In July 1960, Long visited Ibuka and Morita in Japan where the negotiations in information sharing began. Sony was highly invested in the new technology of transistors that had come to replace vacuum tubes, while Ampexs engineers still relied on the tubes. Sony agreed to produce transistor circuits for Ampexs VTRs in exchange for Sonys right to produce VTRs to non-broadcast customers. (Lardner p.63) Sony, therefore, was able to copy Ampexs existing technology under their own name; they received the rights to future developments through transistor technology. By 1961, Sony released the SV-201 VTR that used the helical scanning technique and transistors, but the market was limited to mostly educational uses, but Sony envisioned a future home market for the VTR. Ampex on the other hand decided to expand on the broadcasting market through its invention of the EDITEC.
The instant electronic editing would become a major factor in commercial television when in 1967; Ampex released its VR-3000. The VR-3000 was a portable color VTR that used the editing capabilities of the EDITEC to manipulate the image.

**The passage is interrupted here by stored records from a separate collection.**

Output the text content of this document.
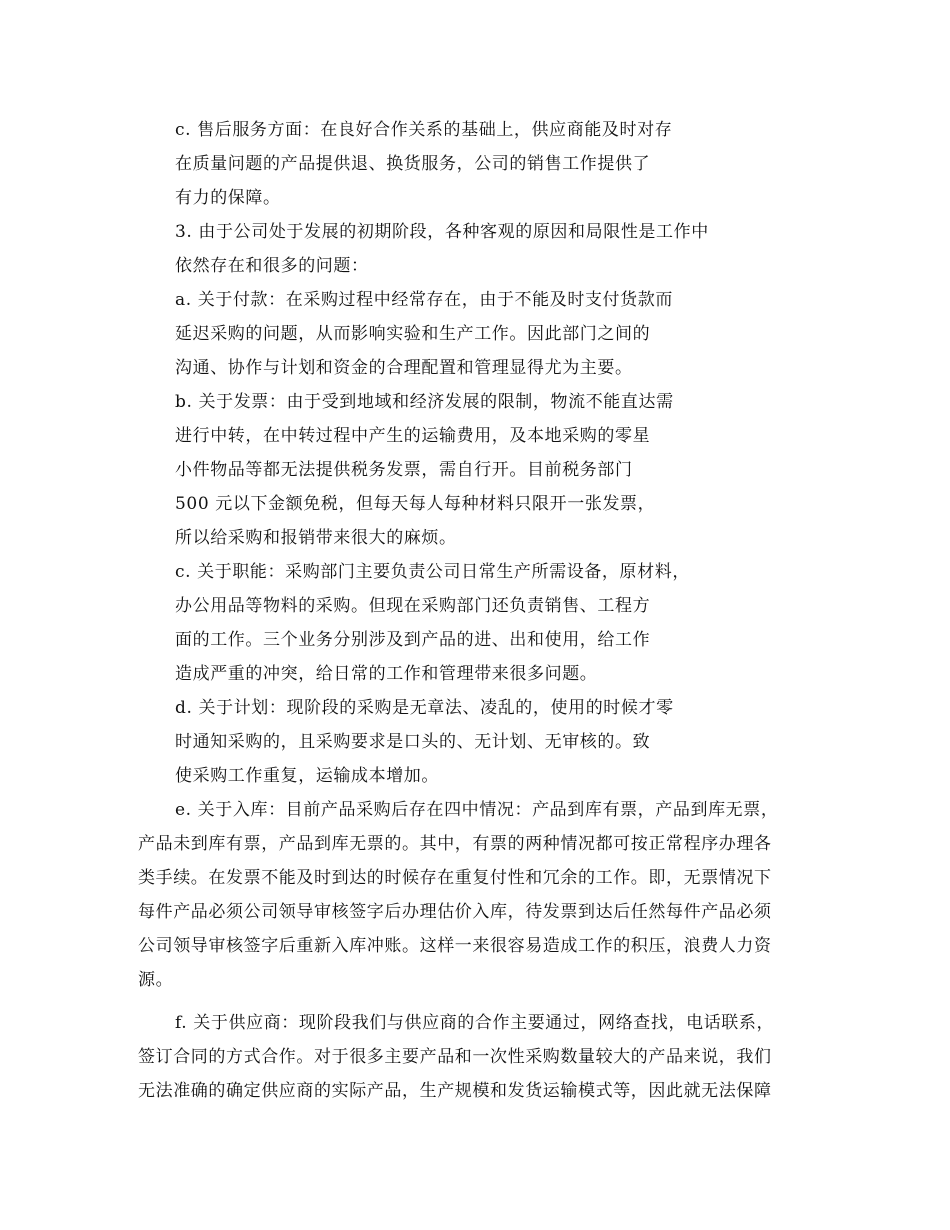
c. 售后服务方面：在良好合作关系的基础上，供应商能及时对存
在质量问题的产品提供退、换货服务，公司的销售工作提供了
有力的保障。
3. 由于公司处于发展的初期阶段，各种客观的原因和局限性是工作中
依然存在和很多的问题：
a. 关于付款：在采购过程中经常存在，由于不能及时支付货款而
延迟采购的问题，从而影响实验和生产工作。因此部门之间的
沟通、协作与计划和资金的合理配置和管理显得尤为主要。
b. 关于发票：由于受到地域和经济发展的限制，物流不能直达需
进行中转，在中转过程中产生的运输费用，及本地采购的零星
小件物品等都无法提供税务发票，需自行开。目前税务部门
500 元以下金额免税，但每天每人每种材料只限开一张发票，
所以给采购和报销带来很大的麻烦。
c. 关于职能：采购部门主要负责公司日常生产所需设备，原材料，
办公用品等物料的采购。但现在采购部门还负责销售、工程方
面的工作。三个业务分别涉及到产品的进、出和使用，给工作
造成严重的冲突，给日常的工作和管理带来很多问题。
d. 关于计划：现阶段的采购是无章法、凌乱的，使用的时候才零
时通知采购的，且采购要求是口头的、无计划、无审核的。致
使采购工作重复，运输成本增加。
e. 关于入库：目前产品采购后存在四中情况：产品到库有票，产品到库无票，
产品未到库有票，产品到库无票的。其中，有票的两种情况都可按正常程序办理各
类手续。在发票不能及时到达的时候存在重复付性和冗余的工作。即，无票情况下
每件产品必须公司领导审核签字后办理估价入库，待发票到达后任然每件产品必须
公司领导审核签字后重新入库冲账。这样一来很容易造成工作的积压，浪费人力资
源。
f. 关于供应商：现阶段我们与供应商的合作主要通过，网络查找，电话联系，
签订合同的方式合作。对于很多主要产品和一次性采购数量较大的产品来说，我们
无法准确的确定供应商的实际产品，生产规模和发货运输模式等，因此就无法保障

Specifically, this revolutionized the commercial sports industry by allowing slow motion and instant replay. The first use of this technology came in 1967 when ABC taped the World Series of Skiing in Colorado and slowed down the images so viewers could follow the action. (Kunin p.3) This technology was useful to the broadcasting world, but Ampexs failure came through its lack of development in the home market.